Tomatoes have a relatively short ripening period, making it essential to identify their ripeness level before distribution. The ripeness level of tomatoes can be detected based on their color. Therefore, the color of tomatoes serves as a crucial indicator in determining whether they are ripe and of good quality. However, classifying tomato ripeness levels manually has several drawbacks, namely requiring a long process, a low level of accuracy, and being inconsistent. The research aimed at developing a detection model for the ripeness level of tomatoes using the LDA algorithm based on color feature extraction, namely CIELAB (L*a*b) and HSV. The L*a*b and HSV color spaces are applied to obtain information about the color of the object being detected. Furthermore, the information obtained from feature extraction is then grouped by class using the LDA algorithm, which separates information for each class and limits the spread between classes through linear projection searches to maximize the covariance matrix between classes so that members within the class can be identified. This research produces a model that can detect the level of ripeness of tomatoes with an accuracy of 88.194%.

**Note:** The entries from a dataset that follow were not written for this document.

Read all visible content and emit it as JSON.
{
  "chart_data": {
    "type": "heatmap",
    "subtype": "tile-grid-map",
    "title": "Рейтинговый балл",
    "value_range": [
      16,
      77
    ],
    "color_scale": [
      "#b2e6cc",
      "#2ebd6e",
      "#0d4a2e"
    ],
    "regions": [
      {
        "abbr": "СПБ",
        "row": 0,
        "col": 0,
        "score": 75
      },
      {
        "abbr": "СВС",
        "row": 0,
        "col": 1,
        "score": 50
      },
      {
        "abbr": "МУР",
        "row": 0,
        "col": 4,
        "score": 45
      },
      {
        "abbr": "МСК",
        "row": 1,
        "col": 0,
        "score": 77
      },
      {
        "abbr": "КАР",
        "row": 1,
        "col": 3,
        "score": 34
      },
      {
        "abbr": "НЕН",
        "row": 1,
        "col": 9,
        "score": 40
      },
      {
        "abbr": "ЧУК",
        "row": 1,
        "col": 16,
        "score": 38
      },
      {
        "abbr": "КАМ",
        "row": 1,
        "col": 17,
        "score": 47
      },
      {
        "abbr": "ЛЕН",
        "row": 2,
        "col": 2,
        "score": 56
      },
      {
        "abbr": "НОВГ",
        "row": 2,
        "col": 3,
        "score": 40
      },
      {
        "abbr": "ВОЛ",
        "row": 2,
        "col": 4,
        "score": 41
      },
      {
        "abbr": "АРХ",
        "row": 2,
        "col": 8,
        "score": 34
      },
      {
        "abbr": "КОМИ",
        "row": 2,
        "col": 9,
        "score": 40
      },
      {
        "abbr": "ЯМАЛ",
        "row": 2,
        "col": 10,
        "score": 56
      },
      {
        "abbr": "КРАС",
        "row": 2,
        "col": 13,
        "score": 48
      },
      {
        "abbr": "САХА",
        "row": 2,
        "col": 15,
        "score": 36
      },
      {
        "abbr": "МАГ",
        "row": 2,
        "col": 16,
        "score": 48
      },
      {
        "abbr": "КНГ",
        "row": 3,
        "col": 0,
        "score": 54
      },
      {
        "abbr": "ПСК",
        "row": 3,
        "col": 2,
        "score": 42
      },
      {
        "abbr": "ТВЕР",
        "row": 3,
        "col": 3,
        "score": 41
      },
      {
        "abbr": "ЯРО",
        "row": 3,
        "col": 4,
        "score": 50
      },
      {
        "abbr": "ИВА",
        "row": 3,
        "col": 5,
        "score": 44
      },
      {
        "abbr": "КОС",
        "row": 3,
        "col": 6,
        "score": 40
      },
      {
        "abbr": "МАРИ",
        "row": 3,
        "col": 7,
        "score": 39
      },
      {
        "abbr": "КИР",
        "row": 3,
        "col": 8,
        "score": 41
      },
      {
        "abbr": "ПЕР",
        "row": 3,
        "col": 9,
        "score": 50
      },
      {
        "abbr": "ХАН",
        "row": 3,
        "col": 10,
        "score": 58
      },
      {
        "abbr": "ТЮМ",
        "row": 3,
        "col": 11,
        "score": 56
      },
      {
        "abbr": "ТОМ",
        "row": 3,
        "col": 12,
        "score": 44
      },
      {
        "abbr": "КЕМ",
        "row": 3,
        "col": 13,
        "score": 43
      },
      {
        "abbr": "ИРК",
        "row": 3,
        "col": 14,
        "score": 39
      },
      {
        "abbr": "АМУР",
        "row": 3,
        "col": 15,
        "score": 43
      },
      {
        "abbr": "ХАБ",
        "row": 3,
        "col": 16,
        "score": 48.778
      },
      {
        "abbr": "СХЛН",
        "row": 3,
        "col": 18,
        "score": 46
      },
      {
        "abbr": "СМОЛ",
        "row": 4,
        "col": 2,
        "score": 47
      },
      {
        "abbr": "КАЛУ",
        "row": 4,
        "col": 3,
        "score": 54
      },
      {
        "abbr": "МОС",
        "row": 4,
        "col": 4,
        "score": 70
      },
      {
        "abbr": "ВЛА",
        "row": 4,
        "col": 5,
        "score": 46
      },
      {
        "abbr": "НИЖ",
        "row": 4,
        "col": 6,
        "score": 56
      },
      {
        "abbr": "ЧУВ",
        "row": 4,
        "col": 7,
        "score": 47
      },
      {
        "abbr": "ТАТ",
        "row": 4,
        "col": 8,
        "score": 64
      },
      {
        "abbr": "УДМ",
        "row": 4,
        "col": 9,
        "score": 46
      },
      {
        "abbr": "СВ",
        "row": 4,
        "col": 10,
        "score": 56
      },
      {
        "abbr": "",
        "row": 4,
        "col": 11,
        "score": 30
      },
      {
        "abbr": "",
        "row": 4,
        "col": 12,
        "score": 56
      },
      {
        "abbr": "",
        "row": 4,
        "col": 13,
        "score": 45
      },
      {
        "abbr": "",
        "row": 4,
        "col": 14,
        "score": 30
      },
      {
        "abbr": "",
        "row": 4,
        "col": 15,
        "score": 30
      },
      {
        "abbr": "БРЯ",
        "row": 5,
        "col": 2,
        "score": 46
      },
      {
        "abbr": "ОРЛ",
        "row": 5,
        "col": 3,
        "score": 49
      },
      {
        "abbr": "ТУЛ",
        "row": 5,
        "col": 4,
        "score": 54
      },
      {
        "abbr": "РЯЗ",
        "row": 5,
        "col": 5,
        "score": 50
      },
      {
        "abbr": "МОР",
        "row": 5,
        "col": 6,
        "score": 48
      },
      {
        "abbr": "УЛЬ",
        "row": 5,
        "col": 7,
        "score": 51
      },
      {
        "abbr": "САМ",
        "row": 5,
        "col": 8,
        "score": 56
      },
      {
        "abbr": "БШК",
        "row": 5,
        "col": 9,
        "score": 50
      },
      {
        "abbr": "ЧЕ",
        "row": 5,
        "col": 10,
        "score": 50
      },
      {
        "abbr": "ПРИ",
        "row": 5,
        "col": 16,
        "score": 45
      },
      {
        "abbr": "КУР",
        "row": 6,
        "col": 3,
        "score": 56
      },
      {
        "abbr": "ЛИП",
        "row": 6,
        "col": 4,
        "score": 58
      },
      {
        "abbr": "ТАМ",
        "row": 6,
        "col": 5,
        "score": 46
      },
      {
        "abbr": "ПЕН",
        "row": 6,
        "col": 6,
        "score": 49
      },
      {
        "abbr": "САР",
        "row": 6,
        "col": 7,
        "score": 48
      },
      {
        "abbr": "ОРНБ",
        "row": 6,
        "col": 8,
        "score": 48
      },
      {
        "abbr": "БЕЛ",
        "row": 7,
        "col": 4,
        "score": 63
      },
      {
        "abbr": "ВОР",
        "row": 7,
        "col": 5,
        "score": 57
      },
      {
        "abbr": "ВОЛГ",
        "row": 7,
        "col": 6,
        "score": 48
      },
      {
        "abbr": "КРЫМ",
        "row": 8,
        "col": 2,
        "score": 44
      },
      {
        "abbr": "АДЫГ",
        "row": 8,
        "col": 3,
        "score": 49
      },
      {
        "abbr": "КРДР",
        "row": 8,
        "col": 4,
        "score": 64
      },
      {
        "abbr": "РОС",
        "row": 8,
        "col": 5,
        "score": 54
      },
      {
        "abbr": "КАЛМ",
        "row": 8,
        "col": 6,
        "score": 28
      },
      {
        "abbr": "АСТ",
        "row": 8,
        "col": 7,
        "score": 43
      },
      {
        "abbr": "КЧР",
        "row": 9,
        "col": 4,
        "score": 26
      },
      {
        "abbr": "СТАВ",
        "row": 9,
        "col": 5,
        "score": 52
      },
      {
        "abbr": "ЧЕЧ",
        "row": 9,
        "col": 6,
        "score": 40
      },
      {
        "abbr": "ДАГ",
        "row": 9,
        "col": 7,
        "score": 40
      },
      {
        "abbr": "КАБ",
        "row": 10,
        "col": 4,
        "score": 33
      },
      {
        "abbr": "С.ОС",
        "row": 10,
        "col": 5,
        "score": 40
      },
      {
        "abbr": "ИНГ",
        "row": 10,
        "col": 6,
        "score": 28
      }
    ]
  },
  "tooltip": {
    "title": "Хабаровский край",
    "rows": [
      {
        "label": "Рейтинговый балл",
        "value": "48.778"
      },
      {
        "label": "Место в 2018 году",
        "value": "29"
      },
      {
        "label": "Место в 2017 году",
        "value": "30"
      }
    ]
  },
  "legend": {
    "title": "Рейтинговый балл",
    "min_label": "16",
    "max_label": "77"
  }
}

基于CIELAB和HSV色彩空间的番茄成熟度线性判别分析算法
番茄的成熟期相对较短,因此在分销前确定其成熟程度至关重要。番茄的成熟度可以根据颜色来判断。因此,西红柿的颜色是决定它们是否成熟和质量好坏的关键指标。然而,手工分类番茄成熟度有几个缺点,即需要一个漫长的过程,低水平的准确性和不一致。本研究旨在利用基于颜色特征提取的LDA算法开发番茄成熟度检测模型,即CIELAB (L*a*b)和HSV。L*a*b和HSV颜色空间用于获取被检测物体的颜色信息。然后,利用LDA算法将特征提取得到的信息按类分组,通过线性投影搜索分离每一类信息,限制类之间的传播,最大化类之间的协方差矩阵,从而识别出类内的成员。这项研究产生了一个可以检测西红柿成熟度的模型,准确率为88.194%。
本文章由计算机程序翻译,如有差异,请以英文原文为准。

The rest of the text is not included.